The Kroma Audio Carmens are truly universal speakers: they excel with acoustical instruments, percussion, and vocals but they sound equally impressive with Christina Aguilera and Lady GaGa. Azymuth’s samba doido (jazz-samba-fusion) sounds absolutely infectious and even gritty Dub-techno is delivered precisely as it should. They always turn in a dynamic, vibrant and lifelike performance and they never get confused, no matter the complexity or the amount of subterranean bass present in the recording. Their bass is not only fast, well-timed and utterly coherent, it is also supremely linear from the lowest to the highest notes, plumbing to subwoofer-like depths and remaining ruler-like linear right up into their upper treble.

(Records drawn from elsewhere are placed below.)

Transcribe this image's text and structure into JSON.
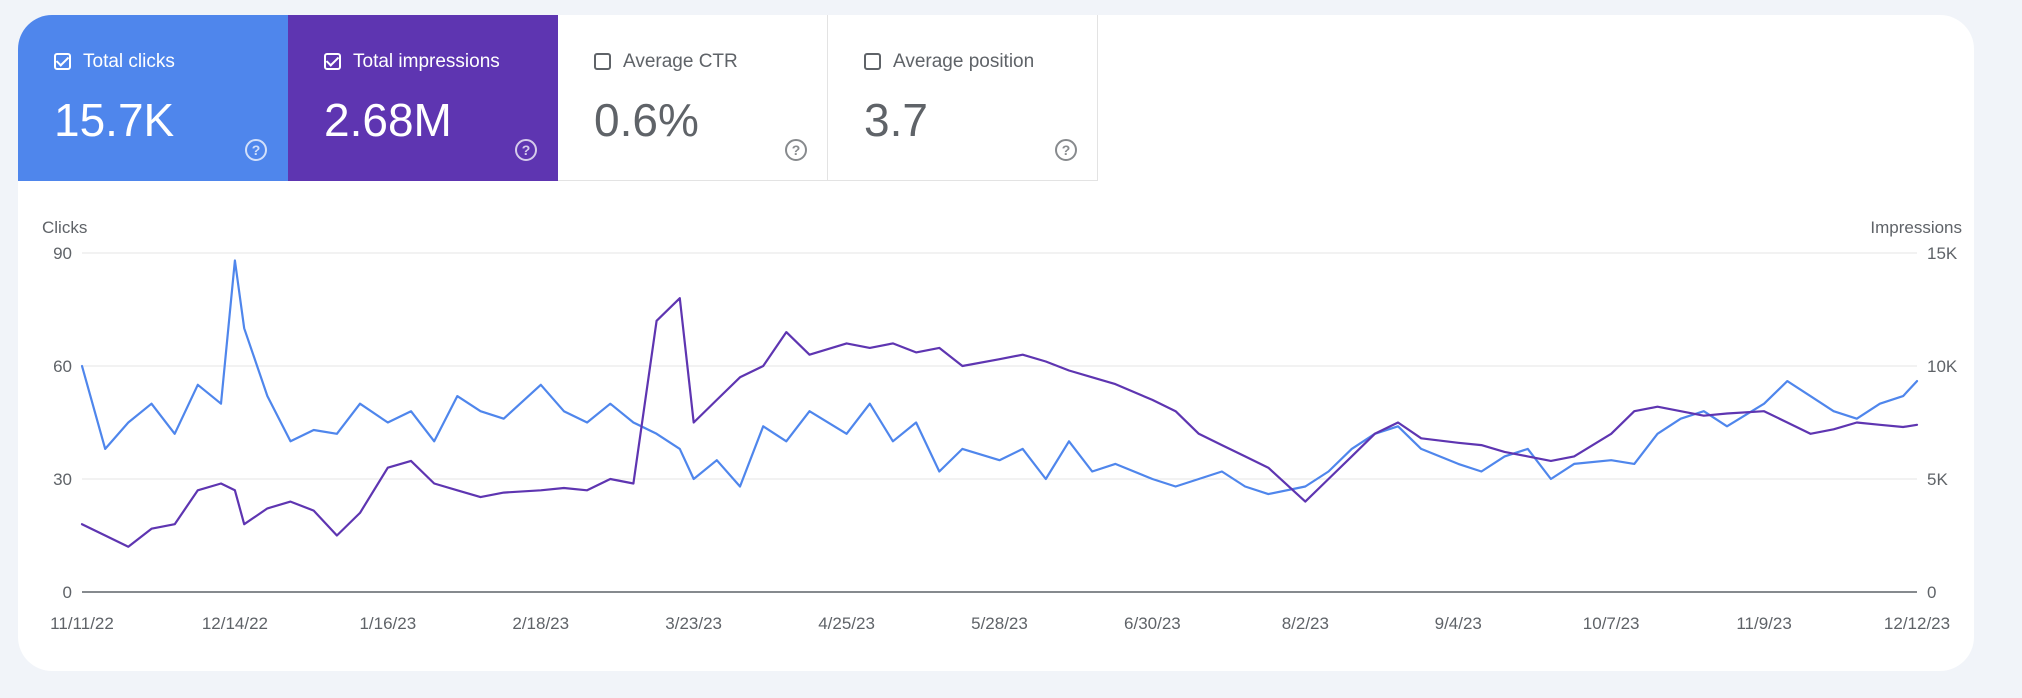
{
  "metrics": [
    {
      "label": "Total clicks",
      "value": "15.7K",
      "checked": true,
      "color": "#4f86ec",
      "icon": "help-icon"
    },
    {
      "label": "Total impressions",
      "value": "2.68M",
      "checked": true,
      "color": "#5e35b1",
      "icon": "help-icon"
    },
    {
      "label": "Average CTR",
      "value": "0.6%",
      "checked": false,
      "color": "#ffffff",
      "icon": "help-icon"
    },
    {
      "label": "Average position",
      "value": "3.7",
      "checked": false,
      "color": "#ffffff",
      "icon": "help-icon"
    }
  ],
  "chart_data": {
    "type": "line",
    "xlabel": "",
    "ylabel": "Clicks",
    "y2label": "Impressions",
    "ylim": [
      0,
      90
    ],
    "y2lim": [
      0,
      15000
    ],
    "yticks": [
      "0",
      "30",
      "60",
      "90"
    ],
    "y2ticks": [
      "0",
      "5K",
      "10K",
      "15K"
    ],
    "xticks": [
      "11/11/22",
      "12/14/22",
      "1/16/23",
      "2/18/23",
      "3/23/23",
      "4/25/23",
      "5/28/23",
      "6/30/23",
      "8/2/23",
      "9/4/23",
      "10/7/23",
      "11/9/23",
      "12/12/23"
    ],
    "grid": true,
    "legend": "none",
    "series": [
      {
        "axis": "left",
        "color": "#4f86ec",
        "x": [
          "11/11/22",
          "11/16/22",
          "11/21/22",
          "11/26/22",
          "12/1/22",
          "12/6/22",
          "12/11/22",
          "12/14/22",
          "12/16/22",
          "12/21/22",
          "12/26/22",
          "12/31/22",
          "1/5/23",
          "1/10/23",
          "1/16/23",
          "1/21/23",
          "1/26/23",
          "1/31/23",
          "2/5/23",
          "2/10/23",
          "2/18/23",
          "2/23/23",
          "2/28/23",
          "3/5/23",
          "3/10/23",
          "3/15/23",
          "3/20/23",
          "3/23/23",
          "3/28/23",
          "4/2/23",
          "4/7/23",
          "4/12/23",
          "4/17/23",
          "4/25/23",
          "4/30/23",
          "5/5/23",
          "5/10/23",
          "5/15/23",
          "5/20/23",
          "5/28/23",
          "6/2/23",
          "6/7/23",
          "6/12/23",
          "6/17/23",
          "6/22/23",
          "6/30/23",
          "7/5/23",
          "7/10/23",
          "7/15/23",
          "7/20/23",
          "7/25/23",
          "8/2/23",
          "8/7/23",
          "8/12/23",
          "8/17/23",
          "8/22/23",
          "8/27/23",
          "9/4/23",
          "9/9/23",
          "9/14/23",
          "9/19/23",
          "9/24/23",
          "9/29/23",
          "10/7/23",
          "10/12/23",
          "10/17/23",
          "10/22/23",
          "10/27/23",
          "11/1/23",
          "11/9/23",
          "11/14/23",
          "11/19/23",
          "11/24/23",
          "11/29/23",
          "12/4/23",
          "12/9/23",
          "12/12/23"
        ],
        "values": [
          60,
          38,
          45,
          50,
          42,
          55,
          50,
          88,
          70,
          52,
          40,
          43,
          42,
          50,
          45,
          48,
          40,
          52,
          48,
          46,
          55,
          48,
          45,
          50,
          45,
          42,
          38,
          30,
          35,
          28,
          44,
          40,
          48,
          42,
          50,
          40,
          45,
          32,
          38,
          35,
          38,
          30,
          40,
          32,
          34,
          30,
          28,
          30,
          32,
          28,
          26,
          28,
          32,
          38,
          42,
          44,
          38,
          34,
          32,
          36,
          38,
          30,
          34,
          35,
          34,
          42,
          46,
          48,
          44,
          50,
          56,
          52,
          48,
          46,
          50,
          52,
          56
        ]
      },
      {
        "axis": "right",
        "color": "#5e35b1",
        "x": [
          "11/11/22",
          "11/16/22",
          "11/21/22",
          "11/26/22",
          "12/1/22",
          "12/6/22",
          "12/11/22",
          "12/14/22",
          "12/16/22",
          "12/21/22",
          "12/26/22",
          "12/31/22",
          "1/5/23",
          "1/10/23",
          "1/16/23",
          "1/21/23",
          "1/26/23",
          "1/31/23",
          "2/5/23",
          "2/10/23",
          "2/18/23",
          "2/23/23",
          "2/28/23",
          "3/5/23",
          "3/10/23",
          "3/15/23",
          "3/20/23",
          "3/23/23",
          "3/28/23",
          "4/2/23",
          "4/7/23",
          "4/12/23",
          "4/17/23",
          "4/25/23",
          "4/30/23",
          "5/5/23",
          "5/10/23",
          "5/15/23",
          "5/20/23",
          "5/28/23",
          "6/2/23",
          "6/7/23",
          "6/12/23",
          "6/17/23",
          "6/22/23",
          "6/30/23",
          "7/5/23",
          "7/10/23",
          "7/15/23",
          "7/20/23",
          "7/25/23",
          "8/2/23",
          "8/7/23",
          "8/12/23",
          "8/17/23",
          "8/22/23",
          "8/27/23",
          "9/4/23",
          "9/9/23",
          "9/14/23",
          "9/19/23",
          "9/24/23",
          "9/29/23",
          "10/7/23",
          "10/12/23",
          "10/17/23",
          "10/22/23",
          "10/27/23",
          "11/1/23",
          "11/9/23",
          "11/14/23",
          "11/19/23",
          "11/24/23",
          "11/29/23",
          "12/4/23",
          "12/9/23",
          "12/12/23"
        ],
        "values": [
          3000,
          2500,
          2000,
          2800,
          3000,
          4500,
          4800,
          4500,
          3000,
          3700,
          4000,
          3600,
          2500,
          3500,
          5500,
          5800,
          4800,
          4500,
          4200,
          4400,
          4500,
          4600,
          4500,
          5000,
          4800,
          12000,
          13000,
          7500,
          8500,
          9500,
          10000,
          11500,
          10500,
          11000,
          10800,
          11000,
          10600,
          10800,
          10000,
          10300,
          10500,
          10200,
          9800,
          9500,
          9200,
          8500,
          8000,
          7000,
          6500,
          6000,
          5500,
          4000,
          5000,
          6000,
          7000,
          7500,
          6800,
          6600,
          6500,
          6200,
          6000,
          5800,
          6000,
          7000,
          8000,
          8200,
          8000,
          7800,
          7900,
          8000,
          7500,
          7000,
          7200,
          7500,
          7400,
          7300,
          7400
        ]
      }
    ]
  }
}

While I found the Carmens to match particularly well with the Zanden 8210 power amp, they always have superb communication powers, they simply always sound timbrally wholly convincing and never fail to make your foot tap. They are truly great all around but they excel in linearity, purity, coherence, organic textures and natural timbre. These aspects stand out with the slightly smooth Zanden but also with the very neutral CH Precision A1, the open and airy Audio Research Ref75 SE, the pure and direct-coupled Ayon Scorpio and even the very affordable PrimaLuna DiaLogue Premium. All of these amps drive the Carmens perfectly, while ticking more or fewer audiophile boxes but always producing pure, vibrant and involving music. It seems that they work with pretty much any amplifier.

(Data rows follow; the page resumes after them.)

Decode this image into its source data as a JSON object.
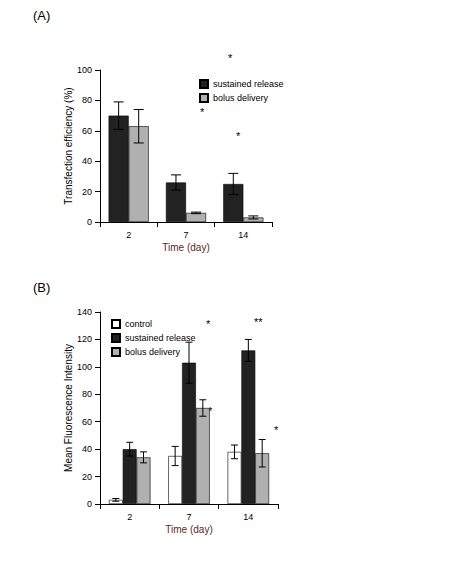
{
  "chart_data": [
    {
      "type": "bar",
      "title": "(A)",
      "x_label": "Time (day)",
      "y_label": "Transfection efficiency (%)",
      "categories": [
        "2",
        "7",
        "14"
      ],
      "series": [
        {
          "name": "sustained release",
          "color": "#222222",
          "values": [
            70,
            26,
            25
          ],
          "errors": [
            9,
            5,
            7
          ]
        },
        {
          "name": "bolus delivery",
          "color": "#b0b0b0",
          "values": [
            63,
            6,
            3
          ],
          "errors": [
            11,
            0.5,
            1
          ]
        }
      ],
      "ylim": [
        0,
        100
      ],
      "yticks": [
        0,
        20,
        40,
        60,
        80,
        100
      ],
      "legend": "upper right",
      "annotations": [
        "*",
        "*",
        "*"
      ]
    },
    {
      "type": "bar",
      "title": "(B)",
      "x_label": "Time (day)",
      "y_label": "Mean Fluorescence Intensity",
      "categories": [
        "2",
        "7",
        "14"
      ],
      "series": [
        {
          "name": "control",
          "color": "#ffffff",
          "values": [
            3,
            35,
            38
          ],
          "errors": [
            1,
            7,
            5
          ]
        },
        {
          "name": "sustained release",
          "color": "#222222",
          "values": [
            40,
            103,
            112
          ],
          "errors": [
            5,
            15,
            8
          ]
        },
        {
          "name": "bolus delivery",
          "color": "#b0b0b0",
          "values": [
            34,
            70,
            37
          ],
          "errors": [
            4,
            6,
            10
          ]
        }
      ],
      "ylim": [
        0,
        140
      ],
      "yticks": [
        0,
        20,
        40,
        60,
        80,
        100,
        120,
        140
      ],
      "legend": "upper left",
      "annotations": [
        "*",
        "**",
        "*",
        "*"
      ]
    }
  ]
}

Don’t take only my word for it – each and every person who visited to hear these speakers commented on how utterly realistic and totally engaging they sound. Several of my audio friends vowed that this is the absolute best sound they heard, period – either in my room or elsewhere, adding that they would gladly trade their systems for this, myself included. Even audio buddy JW, a die-hard ribbon-fanatic, agrees that the Kroma Audio Carmens are exemplary. They are technically superb and highly revealing. They tick each and every one of the audiophile boxes but more importantly, they never fail to make soul-stirring music in its purest form. Yes, they cost an arm and a leg. But if you can afford them, these may be the last speakers you need.